CAI LP, the Beaumont-based electronics and appliance retailer doing business as Conn's, filed a suit against Needham E. Shotwell of Houston for breach of fiduciary duty, breach of contract, promissory estoppels and negligence. The suit was filed Nov. 20 in Jefferson County District Court.
According to the plaintiff's original petition, Shotwell was hired to serve as manager of a Conn's retail store, a relationship of "great trust" that "required exceptional loyalty." Managers' duties include safeguarding millions of dollars of store inventory, keeping detailed and accurate business records and maintaining strict control over sales and transactions.
"Conn's managers, including defendant, are compensated in proportion to the diligent exercise of their duties," the petition states.
The petition says that in 2006, Shotwell "began to fraudulently transfer funds from previous product sales in Conn's accounts to his personal credit card(s)."
The plaintiff alleges the fraudulent transfers continued throughout 2006 and 2007, and to prevent discovery, "defendant altered Conn's internal records."
Additionally, the suit claims, periodic audits of inventory at Shotwell's store "revealed that defendant had permitted or caused the loss of tens of thousands of dollars of Conn's inventory."

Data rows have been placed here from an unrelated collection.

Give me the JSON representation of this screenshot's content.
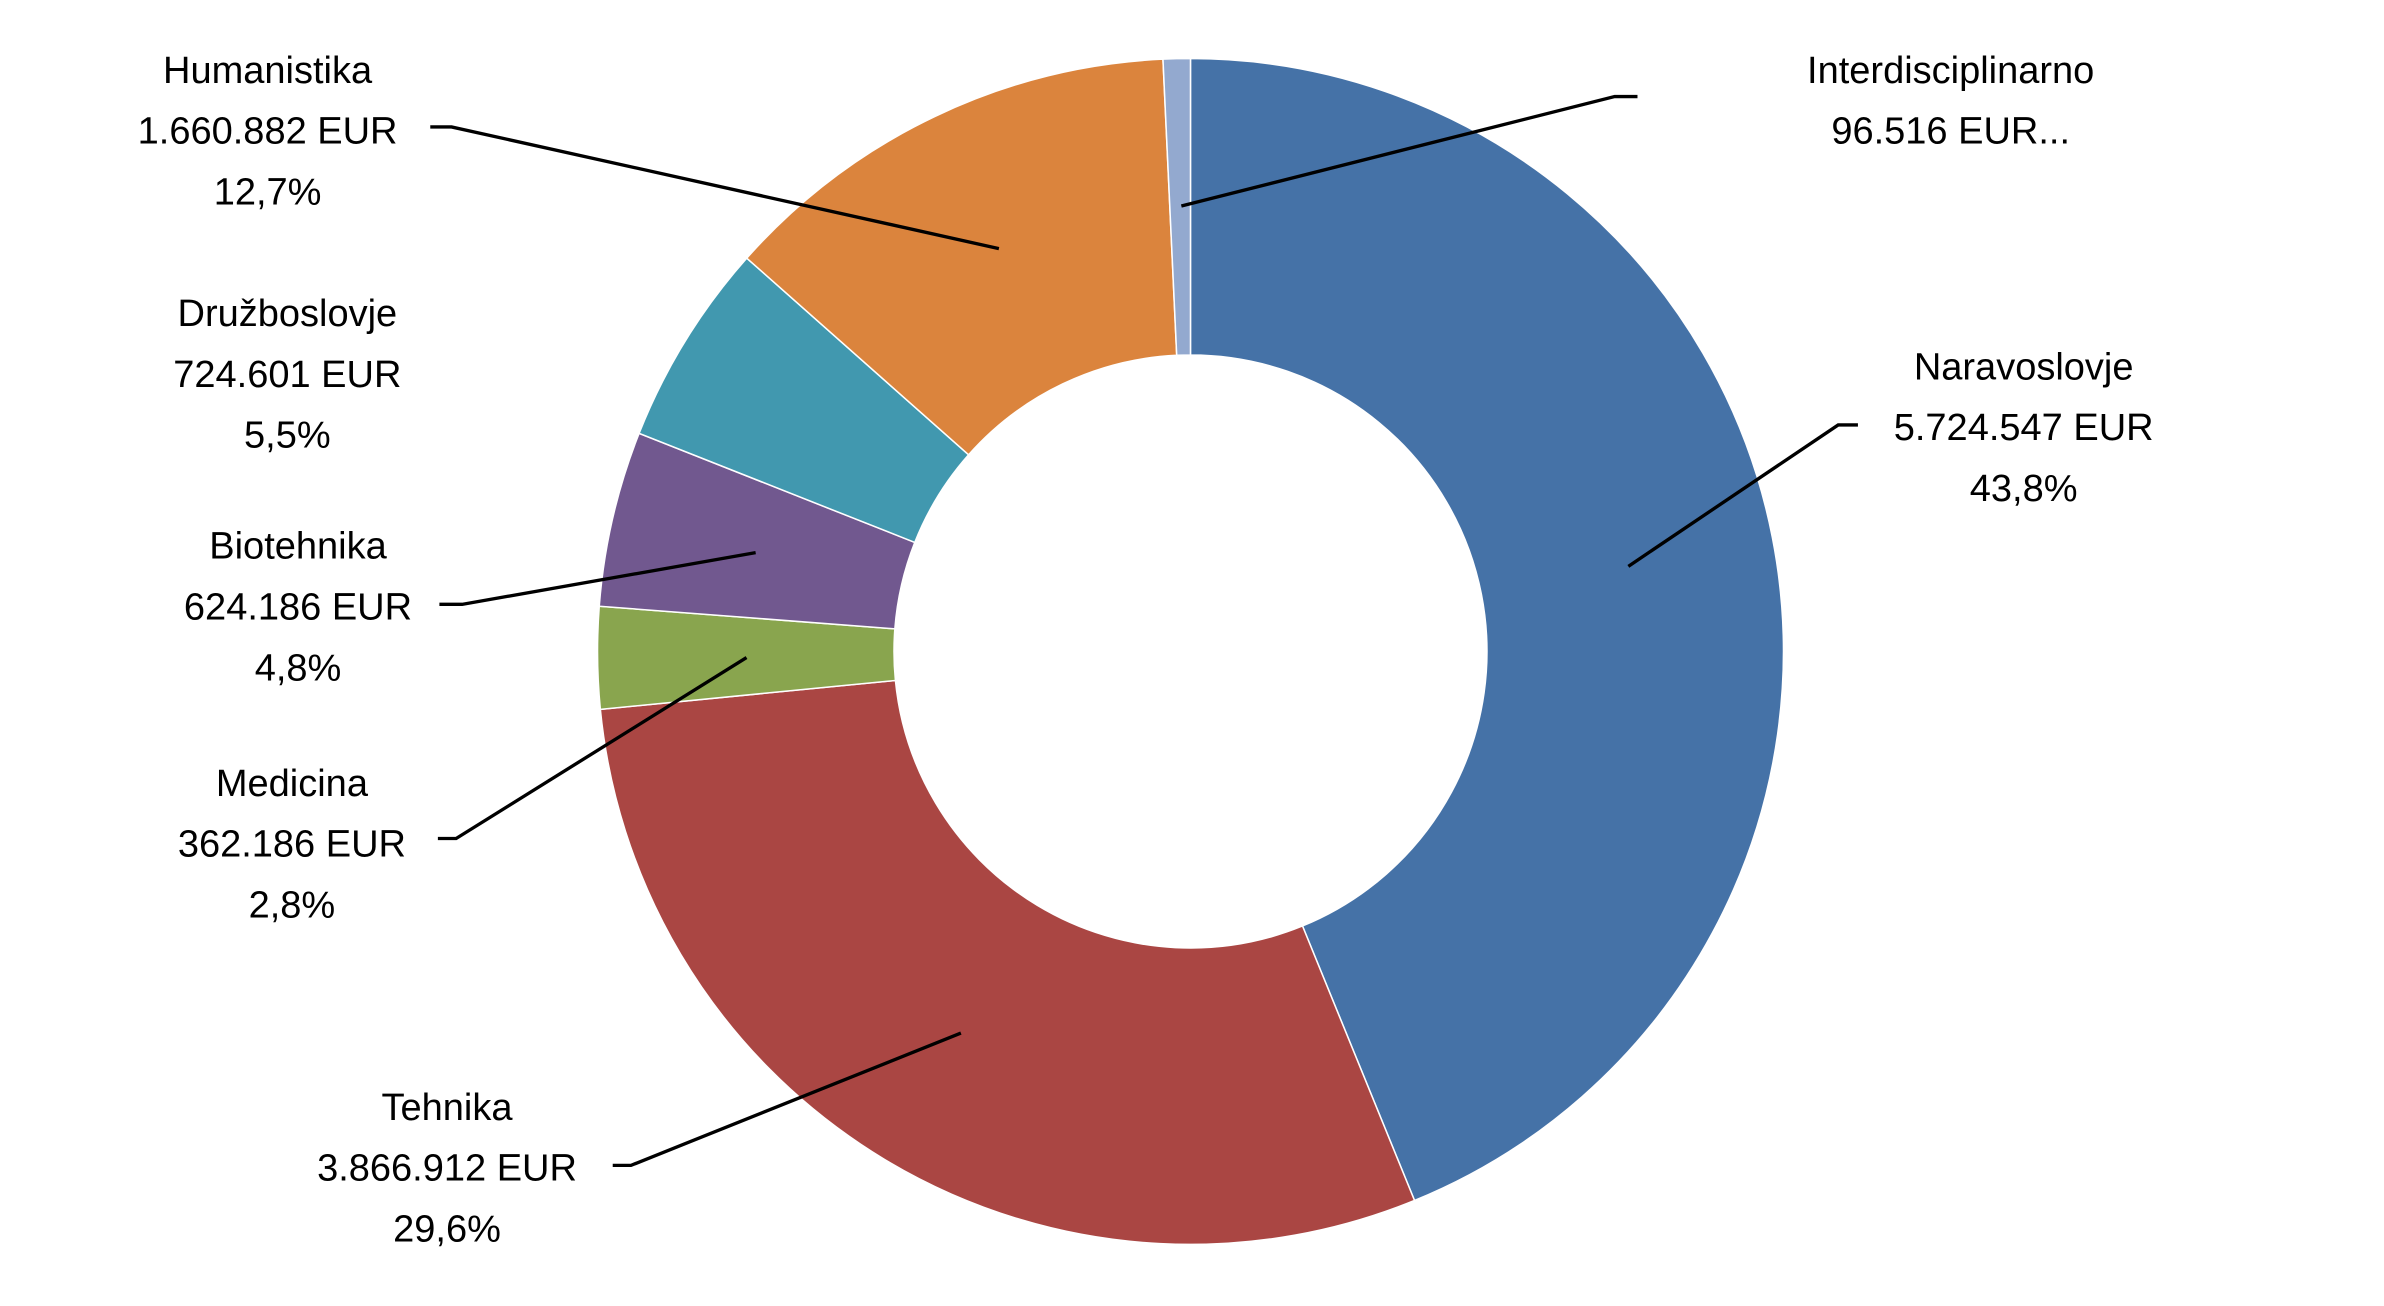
{
  "chart_data": {
    "type": "pie",
    "variant": "doughnut",
    "title": "",
    "legend": "none",
    "currency": "EUR",
    "slices": [
      {
        "name": "Naravoslovje",
        "value": 5724547,
        "value_label": "5.724.547 EUR",
        "percent_label": "43,8%",
        "color": "#4572A7"
      },
      {
        "name": "Tehnika",
        "value": 3866912,
        "value_label": "3.866.912 EUR",
        "percent_label": "29,6%",
        "color": "#AA4643"
      },
      {
        "name": "Medicina",
        "value": 362186,
        "value_label": "362.186 EUR",
        "percent_label": "2,8%",
        "color": "#89A54E"
      },
      {
        "name": "Biotehnika",
        "value": 624186,
        "value_label": "624.186 EUR",
        "percent_label": "4,8%",
        "color": "#71588F"
      },
      {
        "name": "Družboslovje",
        "value": 724601,
        "value_label": "724.601 EUR",
        "percent_label": "5,5%",
        "color": "#4198AF"
      },
      {
        "name": "Humanistika",
        "value": 1660882,
        "value_label": "1.660.882 EUR",
        "percent_label": "12,7%",
        "color": "#DB843D"
      },
      {
        "name": "Interdisciplinarno",
        "value": 96516,
        "value_label": "96.516 EUR...",
        "percent_label": "",
        "color": "#93A9CF"
      }
    ]
  }
}
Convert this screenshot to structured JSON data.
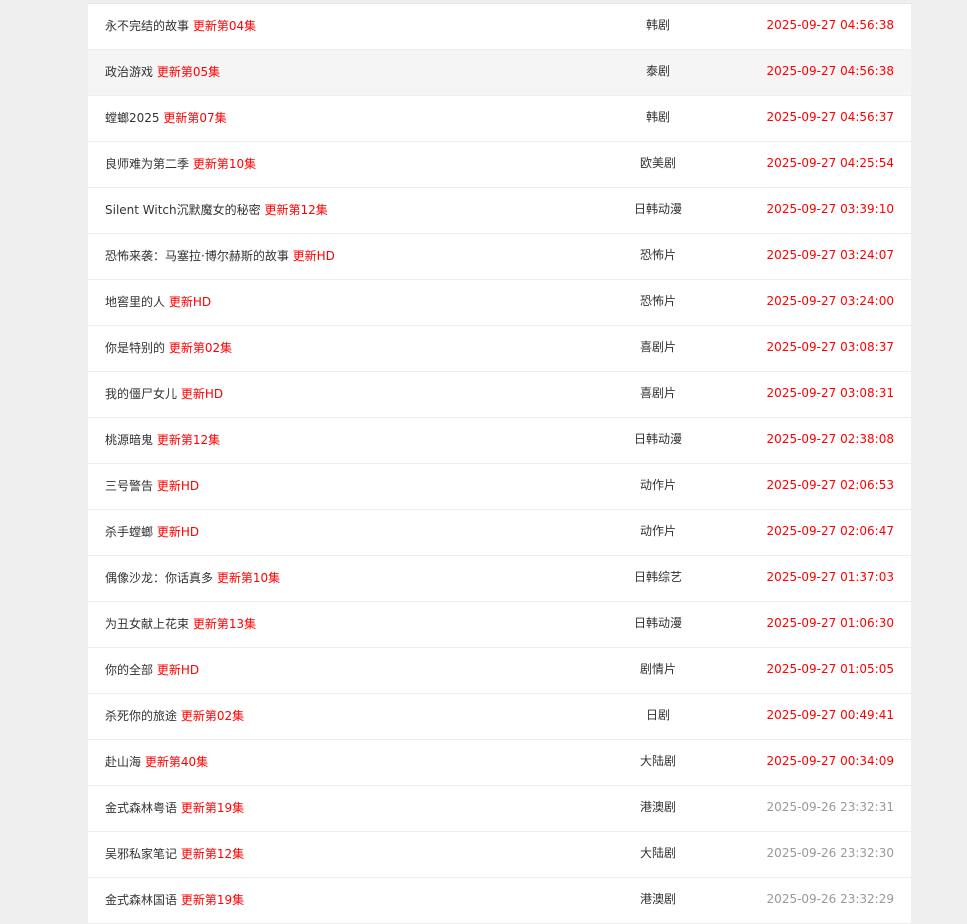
{
  "colors": {
    "update": "#ff0000",
    "today_time": "#ff0000",
    "old_time": "#999999"
  },
  "rows": [
    {
      "title": "永不完结的故事",
      "update": "更新第04集",
      "category": "韩剧",
      "time": "2025-09-27 04:56:38",
      "old": false
    },
    {
      "title": "政治游戏",
      "update": "更新第05集",
      "category": "泰剧",
      "time": "2025-09-27 04:56:38",
      "old": false
    },
    {
      "title": "螳螂2025",
      "update": "更新第07集",
      "category": "韩剧",
      "time": "2025-09-27 04:56:37",
      "old": false
    },
    {
      "title": "良师难为第二季",
      "update": "更新第10集",
      "category": "欧美剧",
      "time": "2025-09-27 04:25:54",
      "old": false
    },
    {
      "title": "Silent Witch沉默魔女的秘密",
      "update": "更新第12集",
      "category": "日韩动漫",
      "time": "2025-09-27 03:39:10",
      "old": false
    },
    {
      "title": "恐怖来袭：马塞拉·博尔赫斯的故事",
      "update": "更新HD",
      "category": "恐怖片",
      "time": "2025-09-27 03:24:07",
      "old": false
    },
    {
      "title": "地窖里的人",
      "update": "更新HD",
      "category": "恐怖片",
      "time": "2025-09-27 03:24:00",
      "old": false
    },
    {
      "title": "你是特别的",
      "update": "更新第02集",
      "category": "喜剧片",
      "time": "2025-09-27 03:08:37",
      "old": false
    },
    {
      "title": "我的僵尸女儿",
      "update": "更新HD",
      "category": "喜剧片",
      "time": "2025-09-27 03:08:31",
      "old": false
    },
    {
      "title": "桃源暗鬼",
      "update": "更新第12集",
      "category": "日韩动漫",
      "time": "2025-09-27 02:38:08",
      "old": false
    },
    {
      "title": "三号警告",
      "update": "更新HD",
      "category": "动作片",
      "time": "2025-09-27 02:06:53",
      "old": false
    },
    {
      "title": "杀手螳螂",
      "update": "更新HD",
      "category": "动作片",
      "time": "2025-09-27 02:06:47",
      "old": false
    },
    {
      "title": "偶像沙龙：你话真多",
      "update": "更新第10集",
      "category": "日韩综艺",
      "time": "2025-09-27 01:37:03",
      "old": false
    },
    {
      "title": "为丑女献上花束",
      "update": "更新第13集",
      "category": "日韩动漫",
      "time": "2025-09-27 01:06:30",
      "old": false
    },
    {
      "title": "你的全部",
      "update": "更新HD",
      "category": "剧情片",
      "time": "2025-09-27 01:05:05",
      "old": false
    },
    {
      "title": "杀死你的旅途",
      "update": "更新第02集",
      "category": "日剧",
      "time": "2025-09-27 00:49:41",
      "old": false
    },
    {
      "title": "赴山海",
      "update": "更新第40集",
      "category": "大陆剧",
      "time": "2025-09-27 00:34:09",
      "old": false
    },
    {
      "title": "金式森林粤语",
      "update": "更新第19集",
      "category": "港澳剧",
      "time": "2025-09-26 23:32:31",
      "old": true
    },
    {
      "title": "吴邪私家笔记",
      "update": "更新第12集",
      "category": "大陆剧",
      "time": "2025-09-26 23:32:30",
      "old": true
    },
    {
      "title": "金式森林国语",
      "update": "更新第19集",
      "category": "港澳剧",
      "time": "2025-09-26 23:32:29",
      "old": true
    }
  ]
}
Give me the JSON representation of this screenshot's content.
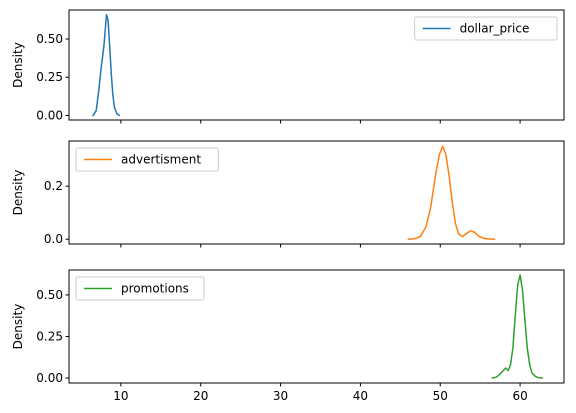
{
  "chart_data": [
    {
      "type": "line",
      "ylabel": "Density",
      "legend_placement": "upper right",
      "xlim": [
        3.5,
        65.5
      ],
      "ylim": [
        -0.03,
        0.69
      ],
      "yticks": [
        0.0,
        0.25,
        0.5
      ],
      "ytick_labels": [
        "0.00",
        "0.25",
        "0.50"
      ],
      "series": [
        {
          "name": "dollar_price",
          "color": "#1f77b4",
          "x": [
            6.5,
            6.9,
            7.2,
            7.5,
            7.7,
            7.9,
            8.1,
            8.2,
            8.4,
            8.6,
            8.8,
            9.0,
            9.2,
            9.5,
            9.8
          ],
          "y": [
            0.0,
            0.03,
            0.15,
            0.3,
            0.38,
            0.47,
            0.6,
            0.66,
            0.62,
            0.45,
            0.27,
            0.13,
            0.05,
            0.01,
            0.0
          ]
        }
      ]
    },
    {
      "type": "line",
      "ylabel": "Density",
      "legend_placement": "upper left",
      "xlim": [
        3.5,
        65.5
      ],
      "ylim": [
        -0.018,
        0.37
      ],
      "yticks": [
        0.0,
        0.2
      ],
      "ytick_labels": [
        "0.0",
        "0.2"
      ],
      "series": [
        {
          "name": "advertisment",
          "color": "#ff7f0e",
          "x": [
            46.0,
            46.8,
            47.5,
            48.2,
            48.8,
            49.4,
            49.9,
            50.3,
            50.7,
            51.1,
            51.5,
            51.9,
            52.3,
            52.8,
            53.3,
            53.8,
            54.3,
            54.8,
            55.5,
            56.2,
            56.8
          ],
          "y": [
            0.0,
            0.002,
            0.01,
            0.045,
            0.12,
            0.24,
            0.32,
            0.35,
            0.32,
            0.24,
            0.14,
            0.06,
            0.02,
            0.01,
            0.022,
            0.032,
            0.026,
            0.012,
            0.003,
            0.001,
            0.0
          ]
        }
      ]
    },
    {
      "type": "line",
      "ylabel": "Density",
      "legend_placement": "upper left",
      "xlim": [
        3.5,
        65.5
      ],
      "ylim": [
        -0.03,
        0.65
      ],
      "yticks": [
        0.0,
        0.25,
        0.5
      ],
      "ytick_labels": [
        "0.00",
        "0.25",
        "0.50"
      ],
      "xticks": [
        10,
        20,
        30,
        40,
        50,
        60
      ],
      "xtick_labels": [
        "10",
        "20",
        "30",
        "40",
        "50",
        "60"
      ],
      "series": [
        {
          "name": "promotions",
          "color": "#2ca02c",
          "x": [
            56.5,
            57.0,
            57.4,
            57.8,
            58.2,
            58.5,
            58.8,
            59.1,
            59.4,
            59.7,
            60.0,
            60.3,
            60.6,
            60.9,
            61.2,
            61.5,
            61.9,
            62.3,
            62.8
          ],
          "y": [
            0.0,
            0.005,
            0.02,
            0.04,
            0.06,
            0.045,
            0.08,
            0.18,
            0.38,
            0.56,
            0.62,
            0.53,
            0.35,
            0.18,
            0.08,
            0.03,
            0.01,
            0.002,
            0.0
          ]
        }
      ]
    }
  ]
}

Plaintiffs allege that Shotwell undertook numerous deceptive transactions to disguise the inventory shortfalls and used his knowledge of Conn's computer systems to modify records.
"Consequently, the full scope of defendant's acts are not fully ascertainable," the petition states.
Conn's claims that Shotwell's self-dealing and fraudulent activities were a breach of fiduciary duties he owed to Conn's as an employee.
"Defendant's benefit and Conn's financial and property loss was a natural, probable and forseeable consequence of defendant's breach," the suit states.
The defendant also breached his contract with Conn's by failing to follow numerous company policies that he had previously agreed to, the plaintiff claims.
Conn's also pleads for recovery under the doctrine of promissory estoppel. "Defendant promised to safeguard Conn's funds and inventory."
Conn's alleges Shotwell committed acts of conversion, theft and negligence.
The suit names the following acts or omissions amounting to negligence:
Failing to properly oversee inventory control;
Failing to enact safeguards against inventory losses;
Failing to notify Conn's of financial and inventory losses; and
Committing various acts and/or omissions of negligence, both statutory and common law, to be specified in detail at time of trial.
As a result of the property loss, Conn's claims its damages are in excess of $50,000 and exceed the jurisdictional limits of the court.
Conn's is asking that the court place a constructive trust on the proceeds or property obtained as a result of Shotwell's fiduciary duties.
The appliance retailer is also seeking exemplary damages, alleging that Shotwell's acts of criminal theft and conversion were fraudulent, malicious or grossly negligent and that Shotwell intended to cause the store injury.
Conn's is represented by J. Thad Heartfield of Beaumont.
The case has been assigned to Donald Floyd, 172nd District Court.